Cervical annular tear
A cervical annular tear is a small tear in a disc in the cervical spine (neck). While this tear can be caused by many things, such as injury or trauma, it is often a result of the natural breakdown of the spine over time.
Understanding the causes and symptoms of a cervical annular tear will help you determine if the pain you are experiencing is spine related and whether or not it requires a visit to your physician to start treatment.
What causes an annular tear in the cervical spine?
An annular tear in the cervical spine can have different causes than a tear in the lumbar spine (lower back). This is because the two sections of the spine are responsible for different things. For example, the lumbar spine is responsible for supporting most of the body’s weight. Therefore, factors like weight gain can place unnecessary pressure on the discs in the lower back and can cause them to tear.
The cervical spine, however, is responsible for allowing the neck and head to move and pivot. Think about the number of times you shift your head during the day. Maybe you tilt your head to the side when you think about something or maybe you are constantly scanning your sideview and rearview mirrors while you drive. Each movement is performed by the discs cushioning the vertebrae and allowing them to rotate. Over time, the constant wear and tear of this movement can cause the disc to develop an annular tear.
Symptoms of an annular tear in the neck
An annular tear in the neck only shows symptoms of pain and discomfort when the inner disc fluid leaks out of the tear and touches a local nerve. This does not always happen; in fact, many people have an annular tear in the cervical spine and never realize it. However, if a nearby nerve is compressed, these common symptoms may appear:
- Chronic pain
- Pain radiating the length of the nerve (the shoulders, arms and hands)

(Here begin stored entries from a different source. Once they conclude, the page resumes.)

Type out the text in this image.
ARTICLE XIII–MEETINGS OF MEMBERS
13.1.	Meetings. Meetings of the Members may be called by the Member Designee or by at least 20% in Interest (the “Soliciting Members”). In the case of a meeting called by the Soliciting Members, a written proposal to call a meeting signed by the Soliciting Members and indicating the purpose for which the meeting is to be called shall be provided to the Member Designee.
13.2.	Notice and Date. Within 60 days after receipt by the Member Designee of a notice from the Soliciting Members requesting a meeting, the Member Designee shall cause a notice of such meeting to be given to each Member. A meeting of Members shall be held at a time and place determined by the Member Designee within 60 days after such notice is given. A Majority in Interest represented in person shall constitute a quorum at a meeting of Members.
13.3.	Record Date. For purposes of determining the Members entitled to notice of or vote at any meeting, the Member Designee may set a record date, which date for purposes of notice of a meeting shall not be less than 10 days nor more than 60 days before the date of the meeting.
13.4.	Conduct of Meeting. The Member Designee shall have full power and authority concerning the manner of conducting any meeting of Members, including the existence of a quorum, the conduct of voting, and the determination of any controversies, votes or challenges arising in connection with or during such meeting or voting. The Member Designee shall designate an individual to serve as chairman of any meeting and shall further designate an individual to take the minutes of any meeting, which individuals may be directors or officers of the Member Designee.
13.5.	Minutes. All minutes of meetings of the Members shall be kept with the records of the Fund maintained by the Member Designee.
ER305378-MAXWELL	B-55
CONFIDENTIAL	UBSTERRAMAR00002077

Treatment options for an annular tear
Most cervical annular tears heal without treatment through the body’s natural resorption process. This process allows the body to mend the tear in the disc over a period of several months. However, if you are experiencing pain and symptoms, you may want to consult your doctor about some conservative treatment options that can reduce your symptoms while the body heals.
If after several months you are still in pain, you should reach out to our spine care specialists about the minimally invasive spine surgery offered at Laser Spine Institute. We can review your MRI report or CT scan and help you find the best treatment option for your pain relief. While many patients will be recommended for a minimally invasive decompression surgery, which removes a small portion of the damaged disc, some patients may be recommended for a minimally invasive stabilization surgery. This type of procedure removes the disc with the annular tear and replaces it with an artificial disc and bone grafts.